Portion : 1 tasse (150g)
Glucides par portion : 12,8g
Glucides nets par portion : 2,7g
Les avocats sont l'un des choix les plus controversés de cette liste (bien que le fruit ne soit pas étranger à la controverse). Doivent-ils vraiment être considérés comme un fruit ? Eh bien, ils ont une graine, et sont même transformés en crème glacée, donc ils ont certainement un argument. Les avocats sont très faibles en glucides nets et obtiennent plus de 75% de leurs calories à partir de matières grasses. La plupart de ces matières grasses proviennent d'acides gras monoinsaturés (ou AGMI), qui sont plus sains que les graisses saturées. Les avocats sont également riches en nutriments, notamment en vitamine K, vitamine E, potassium et niacine. Ils se marient bien coupés en dés dans les salades, étalés sur des sandwichs ou des wraps, et, oui, même sur le toast à l'avocat souvent décrié.
Portion : 1 tasse (154g)
Glucides par portion : 14,7g
Glucides nets par portion : 12,4g
Les pêches sont l'une des options les moins pauvres en glucides de cette liste, mais si vous recherchez un fruit sucré et juteux, une pêche est l'une des options les moins riches en glucides disponibles. Une pêche de taille moyenne contient également 285 mg de potassium. Il n'y a vraiment pas de meilleure façon de manger une pêche que de simplement déguster une pêche mûre et juteuse seule.

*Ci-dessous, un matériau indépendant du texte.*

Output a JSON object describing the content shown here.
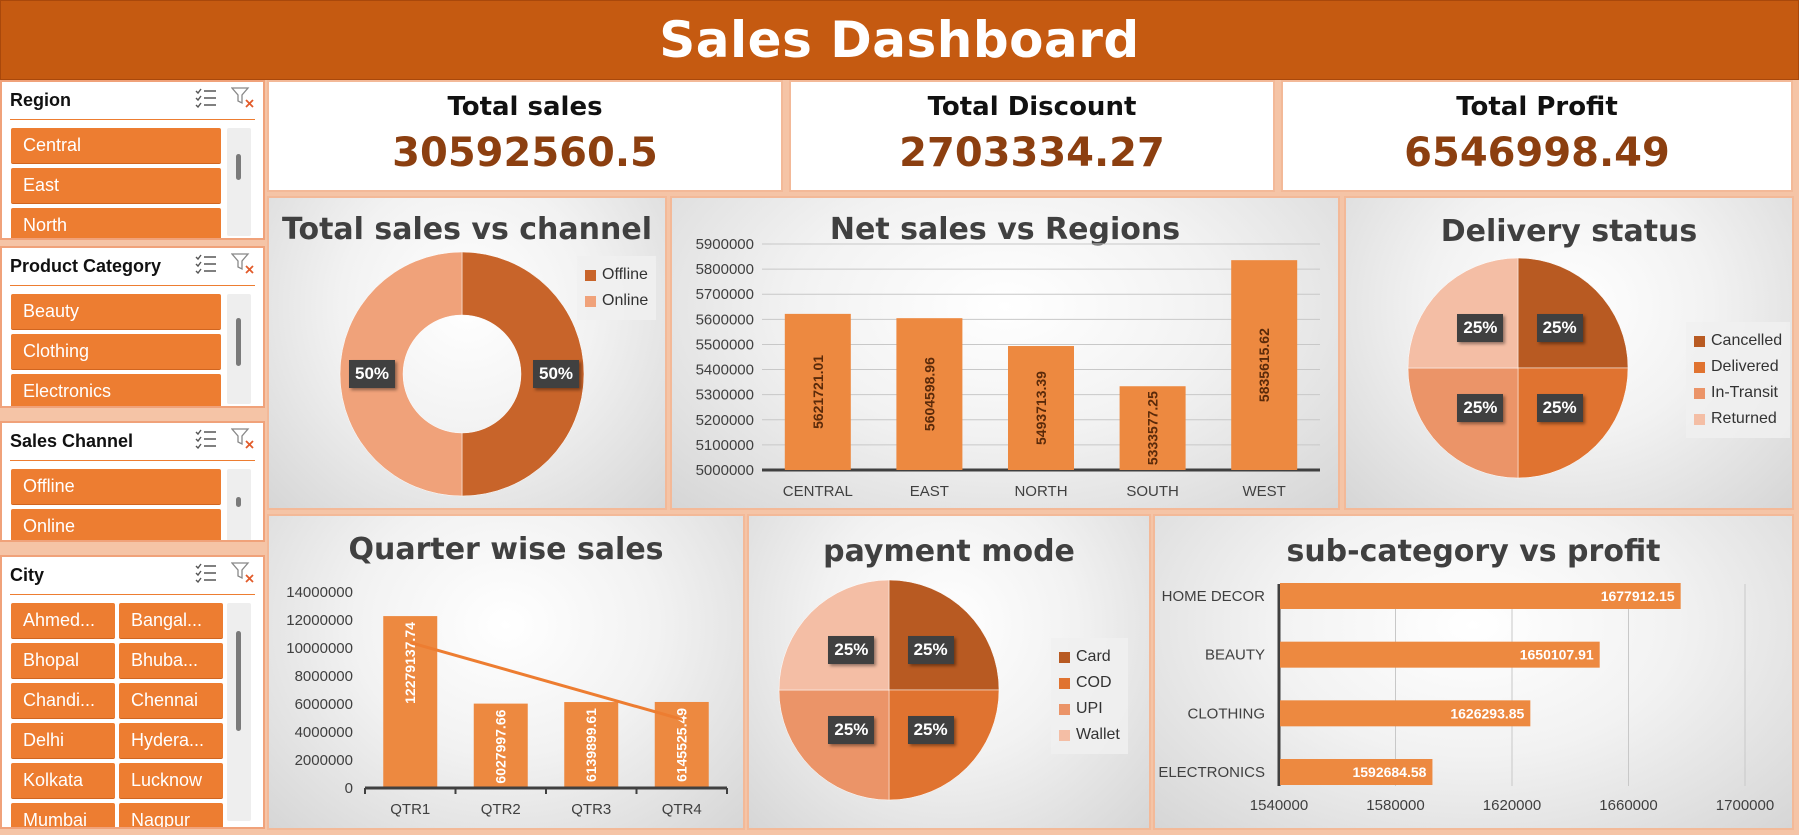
{
  "header": {
    "title": "Sales Dashboard"
  },
  "slicers": {
    "region": {
      "title": "Region",
      "items": [
        "Central",
        "East",
        "North"
      ]
    },
    "product_category": {
      "title": "Product Category",
      "items": [
        "Beauty",
        "Clothing",
        "Electronics"
      ]
    },
    "sales_channel": {
      "title": "Sales Channel",
      "items": [
        "Offline",
        "Online"
      ]
    },
    "city": {
      "title": "City",
      "items": [
        "Ahmed...",
        "Bangal...",
        "Bhopal",
        "Bhuba...",
        "Chandi...",
        "Chennai",
        "Delhi",
        "Hydera...",
        "Kolkata",
        "Lucknow",
        "Mumbai",
        "Nagpur"
      ]
    },
    "icons": {
      "multi_select": "multi-select-icon",
      "clear_filter": "clear-filter-icon"
    }
  },
  "kpis": {
    "total_sales": {
      "label": "Total sales",
      "value": "30592560.5"
    },
    "total_discount": {
      "label": "Total Discount",
      "value": "2703334.27"
    },
    "total_profit": {
      "label": "Total Profit",
      "value": "6546998.49"
    }
  },
  "colors": {
    "header": "#c55a11",
    "accent": "#ed7d31",
    "dark_orange": "#c0602a",
    "mid_orange": "#e8824a",
    "light_orange": "#f0a27a",
    "pale_orange": "#f6c7ae",
    "kpi_value": "#8c3f10"
  },
  "chart_data": [
    {
      "id": "channel",
      "type": "pie",
      "donut": true,
      "title": "Total sales vs channel",
      "labels": [
        "Offline",
        "Online"
      ],
      "values": [
        50,
        50
      ],
      "data_labels": [
        "50%",
        "50%"
      ],
      "colors": [
        "#c8642a",
        "#f0a27a"
      ],
      "legend": "top-right"
    },
    {
      "id": "regions",
      "type": "bar",
      "title": "Net sales vs Regions",
      "categories": [
        "CENTRAL",
        "EAST",
        "NORTH",
        "SOUTH",
        "WEST"
      ],
      "values": [
        5621721.01,
        5604598.96,
        5493713.39,
        5333577.25,
        5835615.62
      ],
      "data_labels": [
        "5621721.01",
        "5604598.96",
        "5493713.39",
        "5333577.25",
        "5835615.62"
      ],
      "ylim": [
        5000000,
        5900000
      ],
      "yticks": [
        "5000000",
        "5100000",
        "5200000",
        "5300000",
        "5400000",
        "5500000",
        "5600000",
        "5700000",
        "5800000",
        "5900000"
      ],
      "grid": true
    },
    {
      "id": "delivery",
      "type": "pie",
      "title": "Delivery status",
      "labels": [
        "Cancelled",
        "Delivered",
        "In-Transit",
        "Returned"
      ],
      "values": [
        25,
        25,
        25,
        25
      ],
      "data_labels": [
        "25%",
        "25%",
        "25%",
        "25%"
      ],
      "colors": [
        "#b85a22",
        "#e07330",
        "#eb9468",
        "#f4bea5"
      ],
      "legend": "right"
    },
    {
      "id": "quarter",
      "type": "bar",
      "title": "Quarter wise sales",
      "categories": [
        "QTR1",
        "QTR2",
        "QTR3",
        "QTR4"
      ],
      "values": [
        12279137.74,
        6027997.66,
        6139899.61,
        6145525.49
      ],
      "data_labels": [
        "12279137.74",
        "6027997.66",
        "6139899.61",
        "6145525.49"
      ],
      "trendline": true,
      "ylim": [
        0,
        14000000
      ],
      "yticks": [
        "0",
        "2000000",
        "4000000",
        "6000000",
        "8000000",
        "10000000",
        "12000000",
        "14000000"
      ]
    },
    {
      "id": "payment",
      "type": "pie",
      "title": "payment mode",
      "labels": [
        "Card",
        "COD",
        "UPI",
        "Wallet"
      ],
      "values": [
        25,
        25,
        25,
        25
      ],
      "data_labels": [
        "25%",
        "25%",
        "25%",
        "25%"
      ],
      "colors": [
        "#b85a22",
        "#e07330",
        "#eb9468",
        "#f4bea5"
      ],
      "legend": "right"
    },
    {
      "id": "subcat",
      "type": "bar",
      "orientation": "horizontal",
      "title": "sub-category vs profit",
      "categories": [
        "HOME DECOR",
        "BEAUTY",
        "CLOTHING",
        "ELECTRONICS"
      ],
      "values": [
        1677912.15,
        1650107.91,
        1626293.85,
        1592684.58
      ],
      "data_labels": [
        "1677912.15",
        "1650107.91",
        "1626293.85",
        "1592684.58"
      ],
      "xlim": [
        1540000,
        1700000
      ],
      "xticks": [
        "1540000",
        "1580000",
        "1620000",
        "1660000",
        "1700000"
      ],
      "grid": true
    }
  ]
}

Portion : 8 olives (21,6g)
Glucides par portion : 0,8g
Glucides nets par portion : 0,1g
Bon, les olives ne sont pas exactement ce à quoi on pense en parlant de fruits, mais elles sont - du moins botaniquement parlant - un fruit. Et, contrairement à la plupart des autres fruits de cette liste, les olives ne sont pas seulement faibles en glucides "pour un fruit", elles sont tout simplement faibles en glucides - point final. Avec seulement 0,1g de glucides nets dans 8 olives, elles sont suffisamment faibles en glucides pour être consommées même dans le cadre d'un régime cétogène strict. Les olives sont riches en graisses monoinsaturées, ce qui fait de l'huile d'olive une huile plus saine pour la cuisson pour la santé cardiaque. Faites attention au sodium avec les olives cependant - bien que les olives elles-mêmes n'en contiennent pas beaucoup, elles sont presque toujours marinées avant d'être consommées, ce qui en fait une collation salée. Les olives peuvent être dégustées seules, dans des salades de style méditerranéen, ou même cuites dans du pain !
Portion : 1 tasse (122g)
Glucides par portion : 5,5g
Glucides nets par portion : 3,3g
La rhubarbe est l'opposé des olives dans le sens où elle n'est pas un fruit botanique, mais elle est utilisée comme un fruit dans l'usage culinaire. Cependant, c'est l'une des entrées les moins riches en glucides de cette liste. Une portion de rhubarbe contient également 105 mg de calcium et 321 mg de potassium. La rhubarbe est très acidulée, mais elle peut être consommée seule si vous aimez ce type de saveur. La plupart des recettes à base de rhubarbe nécessitent beaucoup de sucre pour contrebalancer cette acidité, ce qui contredit l'objectif de la consommer comme un fruit pauvre en glucides. Cependant, vous pouvez l'utiliser dans une chutney avec moins de sucre pour une sauce acidulée sans trop de glucides.